My crystal ball is no better than anyone else’s but I continue to believe we are likely to be in a hard market for D&O insurance for some time to come, almost certainly well into 2021. In making this projection, I am not only thinking of the current challenging economic circumstances that are likely to continue well into the future, but also of the absence so far of fresh capital seeking to exploit a disrupted insurance marketplace. To be sure, a number of insurers have in recent weeks turned to the capital markets to raise funds, but by and large these financings are balance sheet shoring-up efforts, rather than fundraising for new initiatives and opportunistic enterprises.

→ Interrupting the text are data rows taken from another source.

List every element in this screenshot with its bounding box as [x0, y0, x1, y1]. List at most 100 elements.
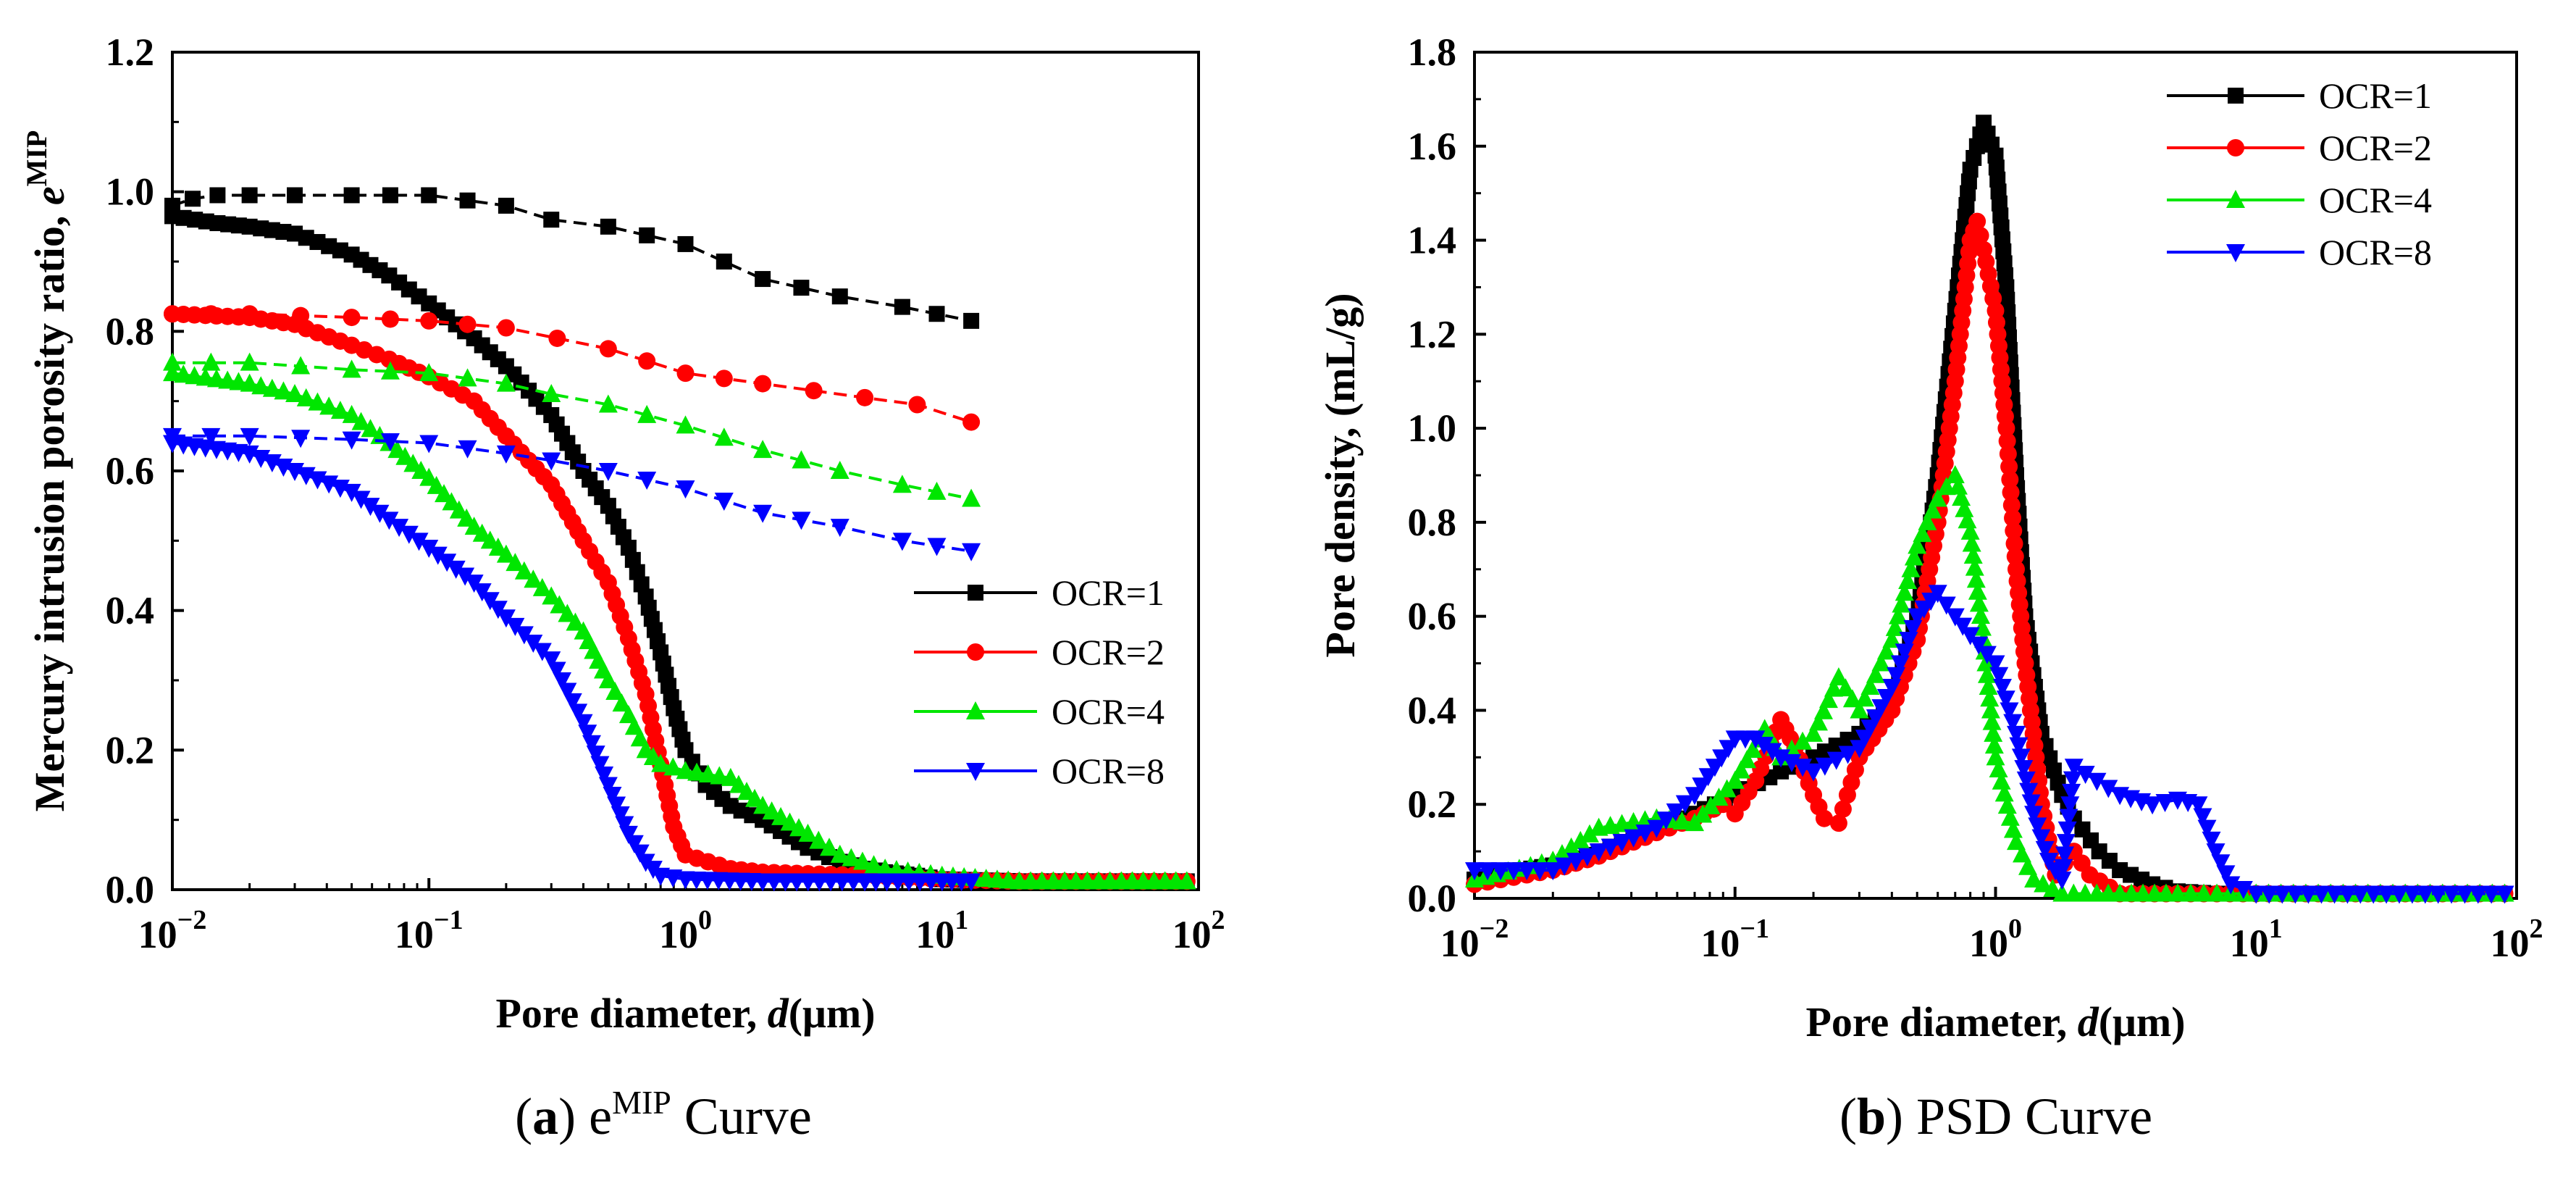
panel-caption: (b) PSD Curve — [1839, 1087, 2152, 1145]
data-point — [1666, 803, 1685, 822]
data-point — [558, 604, 577, 622]
data-point — [2181, 883, 2201, 902]
data-point — [1992, 771, 2011, 790]
data-point — [548, 329, 566, 347]
series-ocr-1-extrusion — [164, 208, 1195, 890]
data-point — [1731, 760, 1750, 779]
data-point — [542, 452, 561, 471]
data-point — [1647, 819, 1666, 838]
data-point — [771, 806, 791, 825]
data-point — [1866, 664, 1885, 683]
data-point — [1992, 679, 2012, 697]
data-point — [607, 796, 626, 815]
data-point — [578, 724, 597, 743]
data-point — [762, 801, 781, 820]
data-point — [2006, 725, 2026, 744]
data-point — [291, 430, 311, 448]
data-point — [543, 212, 560, 228]
y-tick-label: 0.4 — [106, 589, 155, 632]
data-point — [1624, 829, 1643, 848]
data-point — [1998, 432, 2016, 450]
data-point — [2193, 808, 2212, 827]
data-point — [419, 539, 439, 558]
data-point — [2016, 771, 2036, 790]
legend-item: OCR=8 — [2167, 232, 2432, 272]
data-point — [792, 450, 811, 469]
data-point — [262, 378, 282, 397]
data-point — [2442, 885, 2462, 904]
data-point — [1989, 667, 2009, 685]
data-point — [292, 306, 310, 325]
data-point — [2011, 748, 2031, 767]
data-point — [251, 376, 271, 395]
data-point — [820, 838, 839, 856]
y-axis-title: Mercury intrusion porosity ratio, eMIP — [20, 130, 73, 812]
data-point — [1991, 195, 2007, 212]
data-point — [1965, 557, 1984, 576]
data-point — [590, 756, 610, 774]
data-point — [639, 227, 655, 243]
y-tick-label: 0.8 — [106, 309, 155, 353]
data-point — [1177, 871, 1196, 890]
legend-label: OCR=4 — [1052, 691, 1165, 732]
legend-item: OCR=1 — [2167, 75, 2432, 116]
data-point — [1966, 569, 1986, 588]
data-point — [1908, 535, 1927, 554]
data-point — [2005, 522, 2023, 540]
data-point — [2003, 714, 2023, 732]
data-point — [2390, 885, 2409, 904]
series-ocr-4-extrusion — [163, 363, 1196, 890]
data-point — [2002, 496, 2021, 514]
data-point — [1901, 559, 1921, 577]
data-point — [2004, 509, 2022, 527]
y-tick-label: 1.8 — [1408, 30, 1457, 74]
data-point — [754, 375, 772, 393]
data-point — [2013, 844, 2032, 863]
data-point — [624, 717, 644, 735]
series-line — [172, 361, 972, 501]
data-point — [2233, 881, 2253, 900]
data-point — [2194, 883, 2214, 902]
data-point — [2043, 879, 2063, 898]
data-point — [676, 761, 695, 780]
data-point — [798, 823, 818, 842]
x-tick-label: 101 — [915, 905, 968, 956]
data-point — [1996, 255, 2013, 272]
series-ocr-8 — [1465, 585, 2514, 904]
data-point — [2042, 750, 2058, 767]
data-point — [714, 492, 734, 511]
data-point — [2286, 885, 2305, 904]
data-point — [963, 312, 980, 329]
data-point — [2455, 885, 2475, 904]
data-point — [1771, 749, 1791, 768]
data-point — [2482, 885, 2501, 904]
data-point — [830, 844, 849, 863]
data-point — [2197, 819, 2217, 838]
data-point — [287, 187, 303, 204]
data-point — [638, 352, 656, 370]
data-point — [1945, 608, 1965, 627]
data-point — [574, 714, 593, 732]
data-point — [1746, 730, 1766, 749]
data-point — [611, 806, 630, 824]
data-point — [2018, 856, 2038, 875]
data-point — [1656, 811, 1676, 830]
legend-label: OCR=2 — [2319, 128, 2432, 168]
data-point — [1813, 701, 1833, 719]
data-point — [351, 490, 371, 509]
legend-marker — [967, 643, 984, 661]
series-group — [163, 187, 1196, 892]
data-point — [566, 612, 585, 631]
data-point — [1968, 581, 1987, 600]
data-point — [1969, 593, 1989, 612]
data-point — [2062, 783, 2081, 802]
y-tick-label: 1.6 — [1408, 125, 1457, 168]
data-point — [1969, 636, 1989, 655]
data-point — [1997, 795, 2017, 814]
data-point — [599, 340, 617, 358]
data-point — [2216, 865, 2236, 884]
data-point — [856, 388, 874, 406]
data-point — [2246, 885, 2266, 904]
legend-item: OCR=2 — [914, 632, 1165, 672]
data-point — [809, 830, 828, 849]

And on top of everything else, there is the unpredictability of the coronavirus outbreak itself. We all hope that the worst is past and the re-opening process can continue. However, in some U.S. localities, there are worrisome signs of infection spikes and increased numbers of confirmed cases. There also the lurking danger of a renewed outbreak in the fall, as happened in 1918 with the Spanish flu. Worrisome issues like these may weigh on the economy for months to come – these and many other concerns may delay any return to normal, in the economy generally, and in the D&O insurance marketplace in particular.